My biggest beef with GeForce cards has been no baseline of quality components as buying, say, a Gainward versus a Leadtek versus an Asus (or whatever)- your 2D and overall signal quality can be night and day between the bunch.
I think the 'reference' design should set a standard for quality and/or ratings of individual components, then 3rd party manufacturers can either meet or exceed this 'reference' standard (or fall short and be unable to earn this 'reference' rating). This will go a long ways in assuring at least some baseline is met, while still giving 3rd parties flexibility in shopping for individual components.
I went through a dozen different GF4's before finally settling for a VisionTek Ti4600, which still isn't 100% as far as sharpness and signal quality, but better than many I installed and tested. On the GF3, the Leadtek Winfast GF3 was the same case, only after unboxing and testing six different GF3's as well. Obviously little to no difference can be determined if one tries hard to clip accuracy- such as only testing at lower resolutions or lower frequency, in non-colorful conditions, or on non-high end monitors. At 1024x768x32 @ 60hz on a Viewsonic/ADP/Relisys, with Quake2 there is no discernable difference. At 1280x1024 @ 100hz, on a Sony or NEC with Morrowind or Dungeon Siege, the difference is night and day.
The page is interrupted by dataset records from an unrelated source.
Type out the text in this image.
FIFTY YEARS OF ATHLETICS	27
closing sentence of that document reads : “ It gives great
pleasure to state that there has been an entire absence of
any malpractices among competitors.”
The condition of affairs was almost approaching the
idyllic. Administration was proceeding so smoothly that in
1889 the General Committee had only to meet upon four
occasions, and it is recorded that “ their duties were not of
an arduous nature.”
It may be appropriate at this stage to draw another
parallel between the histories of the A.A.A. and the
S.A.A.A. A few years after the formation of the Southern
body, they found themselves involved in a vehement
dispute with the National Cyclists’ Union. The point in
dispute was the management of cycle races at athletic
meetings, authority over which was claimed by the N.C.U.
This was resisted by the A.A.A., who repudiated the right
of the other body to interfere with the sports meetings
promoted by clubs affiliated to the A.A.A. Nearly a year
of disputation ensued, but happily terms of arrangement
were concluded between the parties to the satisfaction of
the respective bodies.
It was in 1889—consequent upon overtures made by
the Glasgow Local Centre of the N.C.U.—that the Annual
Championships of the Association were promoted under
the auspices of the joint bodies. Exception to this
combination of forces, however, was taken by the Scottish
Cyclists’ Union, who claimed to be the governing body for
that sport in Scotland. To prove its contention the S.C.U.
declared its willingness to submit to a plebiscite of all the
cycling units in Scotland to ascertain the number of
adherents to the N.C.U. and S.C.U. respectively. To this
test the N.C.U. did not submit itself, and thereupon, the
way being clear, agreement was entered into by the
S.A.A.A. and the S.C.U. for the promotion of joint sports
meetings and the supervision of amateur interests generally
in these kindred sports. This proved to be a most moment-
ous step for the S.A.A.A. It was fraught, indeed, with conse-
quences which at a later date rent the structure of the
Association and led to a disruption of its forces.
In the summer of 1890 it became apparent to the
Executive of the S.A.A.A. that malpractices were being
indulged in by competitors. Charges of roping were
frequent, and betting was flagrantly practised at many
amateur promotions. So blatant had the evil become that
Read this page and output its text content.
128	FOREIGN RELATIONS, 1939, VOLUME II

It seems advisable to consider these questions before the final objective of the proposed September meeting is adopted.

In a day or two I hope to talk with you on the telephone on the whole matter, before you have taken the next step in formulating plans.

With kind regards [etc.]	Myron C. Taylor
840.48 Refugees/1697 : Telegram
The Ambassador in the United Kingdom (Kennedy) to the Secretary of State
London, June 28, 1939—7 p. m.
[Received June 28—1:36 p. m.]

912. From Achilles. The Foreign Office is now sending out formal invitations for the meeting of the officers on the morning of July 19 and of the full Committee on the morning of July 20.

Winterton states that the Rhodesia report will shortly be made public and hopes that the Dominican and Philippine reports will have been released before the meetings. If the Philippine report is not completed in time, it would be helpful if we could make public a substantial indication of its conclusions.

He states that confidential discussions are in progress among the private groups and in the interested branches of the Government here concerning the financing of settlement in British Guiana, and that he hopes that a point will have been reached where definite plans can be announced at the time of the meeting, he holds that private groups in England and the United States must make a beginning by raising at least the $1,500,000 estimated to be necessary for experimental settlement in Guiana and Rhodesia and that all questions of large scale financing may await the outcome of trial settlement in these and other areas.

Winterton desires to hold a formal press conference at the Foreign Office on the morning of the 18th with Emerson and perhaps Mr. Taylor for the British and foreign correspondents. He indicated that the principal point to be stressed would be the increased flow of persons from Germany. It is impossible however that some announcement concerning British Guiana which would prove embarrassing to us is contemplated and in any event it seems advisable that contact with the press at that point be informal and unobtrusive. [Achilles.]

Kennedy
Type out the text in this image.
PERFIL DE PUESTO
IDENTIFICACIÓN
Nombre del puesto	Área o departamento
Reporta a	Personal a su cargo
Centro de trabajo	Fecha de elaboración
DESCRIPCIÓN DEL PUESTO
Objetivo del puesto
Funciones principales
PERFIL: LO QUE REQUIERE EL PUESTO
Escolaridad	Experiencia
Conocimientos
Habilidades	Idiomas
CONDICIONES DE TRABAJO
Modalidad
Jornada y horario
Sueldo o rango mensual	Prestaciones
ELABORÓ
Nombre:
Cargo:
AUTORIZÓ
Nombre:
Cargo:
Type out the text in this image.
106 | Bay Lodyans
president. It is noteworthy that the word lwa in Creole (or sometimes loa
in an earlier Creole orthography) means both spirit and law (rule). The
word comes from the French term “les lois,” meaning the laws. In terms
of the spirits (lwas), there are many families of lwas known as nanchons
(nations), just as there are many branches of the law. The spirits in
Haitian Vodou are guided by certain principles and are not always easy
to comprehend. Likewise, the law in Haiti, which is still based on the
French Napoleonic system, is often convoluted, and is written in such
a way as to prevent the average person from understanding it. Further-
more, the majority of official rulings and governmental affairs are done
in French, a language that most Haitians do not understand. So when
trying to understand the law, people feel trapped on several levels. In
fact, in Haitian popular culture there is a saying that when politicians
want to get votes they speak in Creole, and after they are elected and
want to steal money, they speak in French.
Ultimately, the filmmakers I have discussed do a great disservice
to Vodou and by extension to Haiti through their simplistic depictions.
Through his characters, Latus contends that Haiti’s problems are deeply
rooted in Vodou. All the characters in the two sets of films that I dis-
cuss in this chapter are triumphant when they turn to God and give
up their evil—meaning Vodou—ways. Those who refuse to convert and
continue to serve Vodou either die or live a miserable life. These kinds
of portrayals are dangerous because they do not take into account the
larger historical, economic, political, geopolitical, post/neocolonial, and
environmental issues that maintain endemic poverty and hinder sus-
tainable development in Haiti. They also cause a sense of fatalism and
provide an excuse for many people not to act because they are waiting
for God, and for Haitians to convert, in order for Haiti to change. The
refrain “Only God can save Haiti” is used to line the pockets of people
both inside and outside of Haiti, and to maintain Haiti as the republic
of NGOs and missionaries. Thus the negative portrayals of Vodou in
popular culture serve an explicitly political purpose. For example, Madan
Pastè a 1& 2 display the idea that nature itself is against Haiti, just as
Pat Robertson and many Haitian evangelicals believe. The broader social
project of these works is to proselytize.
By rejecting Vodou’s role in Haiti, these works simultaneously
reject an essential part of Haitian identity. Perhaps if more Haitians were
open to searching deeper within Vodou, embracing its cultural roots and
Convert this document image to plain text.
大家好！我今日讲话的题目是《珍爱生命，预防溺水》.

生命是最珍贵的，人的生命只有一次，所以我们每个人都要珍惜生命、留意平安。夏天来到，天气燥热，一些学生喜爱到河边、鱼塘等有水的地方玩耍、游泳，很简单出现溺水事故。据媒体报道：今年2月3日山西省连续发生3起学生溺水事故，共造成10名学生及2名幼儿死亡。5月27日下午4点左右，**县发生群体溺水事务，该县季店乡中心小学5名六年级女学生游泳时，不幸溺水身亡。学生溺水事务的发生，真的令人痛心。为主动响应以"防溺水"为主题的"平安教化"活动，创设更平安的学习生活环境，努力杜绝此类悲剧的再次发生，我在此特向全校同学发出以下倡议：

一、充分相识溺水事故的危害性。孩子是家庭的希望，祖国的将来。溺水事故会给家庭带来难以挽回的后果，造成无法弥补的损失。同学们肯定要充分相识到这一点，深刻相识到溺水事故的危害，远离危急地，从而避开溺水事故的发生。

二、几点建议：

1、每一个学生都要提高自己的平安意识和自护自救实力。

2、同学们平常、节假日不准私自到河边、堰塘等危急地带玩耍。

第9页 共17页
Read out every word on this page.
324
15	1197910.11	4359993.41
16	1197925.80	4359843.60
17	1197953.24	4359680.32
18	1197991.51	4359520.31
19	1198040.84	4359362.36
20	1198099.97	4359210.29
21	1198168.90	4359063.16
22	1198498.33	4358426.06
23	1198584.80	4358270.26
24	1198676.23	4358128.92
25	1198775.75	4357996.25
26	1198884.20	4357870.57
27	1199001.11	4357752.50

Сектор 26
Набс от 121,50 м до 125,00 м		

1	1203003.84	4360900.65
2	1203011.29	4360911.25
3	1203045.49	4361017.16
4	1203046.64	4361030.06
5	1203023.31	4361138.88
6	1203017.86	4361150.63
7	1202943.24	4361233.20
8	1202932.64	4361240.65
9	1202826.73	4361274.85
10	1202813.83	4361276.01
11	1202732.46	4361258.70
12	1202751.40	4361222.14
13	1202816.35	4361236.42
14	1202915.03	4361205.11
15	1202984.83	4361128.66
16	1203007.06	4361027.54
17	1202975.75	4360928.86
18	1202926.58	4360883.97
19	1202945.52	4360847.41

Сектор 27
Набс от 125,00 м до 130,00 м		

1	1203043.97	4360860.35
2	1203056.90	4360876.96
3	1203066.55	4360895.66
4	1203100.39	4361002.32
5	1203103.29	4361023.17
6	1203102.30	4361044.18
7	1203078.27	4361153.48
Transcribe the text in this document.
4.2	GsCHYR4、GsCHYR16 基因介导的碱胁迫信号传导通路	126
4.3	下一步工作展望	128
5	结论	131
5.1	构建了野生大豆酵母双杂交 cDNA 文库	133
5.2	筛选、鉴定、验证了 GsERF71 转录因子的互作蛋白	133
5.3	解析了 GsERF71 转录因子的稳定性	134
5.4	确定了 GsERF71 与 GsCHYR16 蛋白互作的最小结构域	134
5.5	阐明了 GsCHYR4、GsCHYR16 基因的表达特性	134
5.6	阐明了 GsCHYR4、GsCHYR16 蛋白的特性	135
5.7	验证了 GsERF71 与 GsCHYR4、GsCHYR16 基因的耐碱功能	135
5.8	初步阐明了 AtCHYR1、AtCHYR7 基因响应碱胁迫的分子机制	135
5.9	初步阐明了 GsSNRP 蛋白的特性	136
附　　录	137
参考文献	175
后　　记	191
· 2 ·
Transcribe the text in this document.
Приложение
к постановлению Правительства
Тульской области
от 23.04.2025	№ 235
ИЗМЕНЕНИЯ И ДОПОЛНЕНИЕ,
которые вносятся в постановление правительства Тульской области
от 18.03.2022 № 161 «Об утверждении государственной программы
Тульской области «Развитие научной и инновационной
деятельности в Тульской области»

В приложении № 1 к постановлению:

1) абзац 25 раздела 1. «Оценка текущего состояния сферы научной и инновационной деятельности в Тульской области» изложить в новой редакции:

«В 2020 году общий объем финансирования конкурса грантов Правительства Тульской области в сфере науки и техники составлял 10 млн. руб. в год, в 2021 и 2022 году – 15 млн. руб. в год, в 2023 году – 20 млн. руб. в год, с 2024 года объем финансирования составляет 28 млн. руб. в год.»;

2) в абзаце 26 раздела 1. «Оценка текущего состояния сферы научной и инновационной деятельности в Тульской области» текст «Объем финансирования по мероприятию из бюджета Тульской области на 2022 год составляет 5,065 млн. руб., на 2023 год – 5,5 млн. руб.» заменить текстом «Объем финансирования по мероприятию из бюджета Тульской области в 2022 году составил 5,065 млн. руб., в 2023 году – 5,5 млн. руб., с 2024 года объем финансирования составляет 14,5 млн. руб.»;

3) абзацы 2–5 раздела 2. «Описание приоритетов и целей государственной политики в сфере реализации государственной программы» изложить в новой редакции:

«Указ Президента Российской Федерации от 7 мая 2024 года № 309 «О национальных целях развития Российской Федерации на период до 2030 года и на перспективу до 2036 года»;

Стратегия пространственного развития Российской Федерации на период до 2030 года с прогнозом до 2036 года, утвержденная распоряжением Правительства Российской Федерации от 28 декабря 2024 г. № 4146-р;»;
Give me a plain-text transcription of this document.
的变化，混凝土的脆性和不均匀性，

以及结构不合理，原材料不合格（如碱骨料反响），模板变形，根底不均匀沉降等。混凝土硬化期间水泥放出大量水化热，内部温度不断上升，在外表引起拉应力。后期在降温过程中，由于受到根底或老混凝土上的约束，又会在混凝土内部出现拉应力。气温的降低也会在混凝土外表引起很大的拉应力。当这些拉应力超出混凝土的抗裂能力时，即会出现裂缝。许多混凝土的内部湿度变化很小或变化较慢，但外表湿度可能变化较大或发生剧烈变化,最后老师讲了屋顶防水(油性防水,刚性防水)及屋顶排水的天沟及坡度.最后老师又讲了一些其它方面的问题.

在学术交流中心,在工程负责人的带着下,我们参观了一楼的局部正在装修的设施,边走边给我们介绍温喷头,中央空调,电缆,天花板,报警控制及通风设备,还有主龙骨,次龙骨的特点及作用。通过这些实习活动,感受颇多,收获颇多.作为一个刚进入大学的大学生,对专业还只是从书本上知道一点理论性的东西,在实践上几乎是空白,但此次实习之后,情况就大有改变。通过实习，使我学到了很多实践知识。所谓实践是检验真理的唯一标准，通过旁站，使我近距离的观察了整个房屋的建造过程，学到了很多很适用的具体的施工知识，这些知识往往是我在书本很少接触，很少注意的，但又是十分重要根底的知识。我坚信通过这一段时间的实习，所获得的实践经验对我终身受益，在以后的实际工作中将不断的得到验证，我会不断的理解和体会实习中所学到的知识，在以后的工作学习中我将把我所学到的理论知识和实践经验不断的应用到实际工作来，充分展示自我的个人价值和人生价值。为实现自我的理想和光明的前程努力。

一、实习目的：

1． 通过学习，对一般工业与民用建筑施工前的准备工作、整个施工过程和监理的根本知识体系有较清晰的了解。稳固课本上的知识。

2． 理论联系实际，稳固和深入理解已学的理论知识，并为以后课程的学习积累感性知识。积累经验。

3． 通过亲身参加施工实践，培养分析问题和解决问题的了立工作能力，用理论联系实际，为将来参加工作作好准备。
As far as rasterization methods on the chipsets themselves- you can argue this until you are blue in the face. The fact of the matter is ATI and NVIDIA chipsets do things differently. Mipmapping, texturing, stenciling, alpha blending- they are very, very different. Subjective opinion is what reigns at the end of the day, but sane/fair/non-fanboyish monotony can easily pick out the differences. IMO, alpha blending in OGL is very clean on the GF4 yet ugly on the 8500, as with mipmapping in D3D is very clean on the 8500 yet ugly on my GF4. You can pick out, case by case examples that illustrate the different methods these chipsets use for various effects so there is no sweeping "XYZ is bettah!" since both have different methods and different goals in mind.